The death toll from a 27-hour Taliban siege of Kandahar airport has jumped to 50, Afghan officials said today, after a conference in Pakistan shored up international support for reviving peace talks. Eleven suicide attackers on Tuesday breached the high-security complex which also houses a joint NATO-Afghan base, taking families hostage and triggering pitched firefights with soldiers.
The raid, which saw militants blowing themselves up among civilians before the area was secured, is the most serious attack in 14 years of war on the complex, the largest military installation in the south of the country. “Fifty of our innocent countrymen, including 10 soldiers, two policemen and 38 civilians, were martyred in the attack,” the defence ministry said in a statement.
It added that 37 people, including 17 army men, were wounded. “A group of 11 terrorists attacked a bazaar and a school in the airport complex, took up positions in the area and (some of them) detonated their suicide vests among civilians.”
Witnesses said the militants had taken families hostage, using them as “human shields” and slowing down the military’s clearance operation.

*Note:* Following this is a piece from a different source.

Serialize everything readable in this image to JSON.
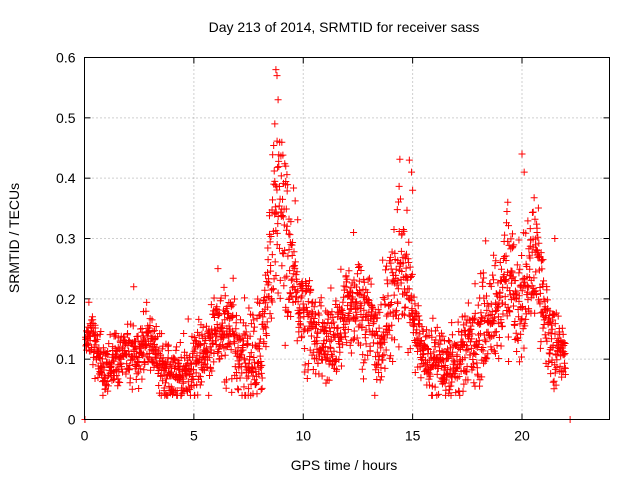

Some 27 hours after the siege began, soldiers late Wednesday killed the last insurgent who was holed up inside a building and doggedly resisted security forces till the very end.
The Taliban posted a picture on their website of the militants it said were involved in the attack. It shows 10 young men sporting trimmed beards, Kalashnikovs and identical military uniforms. The face of one of them is obscured with blue ink for unknown reasons.
“This is the most serious attack we’ve witnessed against the largest military installation in southern Afghanistan,” a Western official told AFP. “But it seems that the insurgents failed to get inside the base itself, so it’s not a security breach on the scale of the Camp Bastion attack in 2012.”
In September 2012, Taliban militants, armed with suicide vests, guns and rockets, and wearing US uniforms, breached the outer wall of Camp Bastion, a heavily fortified airfield in southern Helmand province. Two US marines were killed and millions of dollars’ worth of aircraft were destroyed in the unprecedented attack before the entire raiding force was killed or captured.
An Afghan military commander said radio intercepts showed some assailants in Kandahar were speaking Urdu, a language more common in neighbouring Pakistan, the Taliban’s historic backer.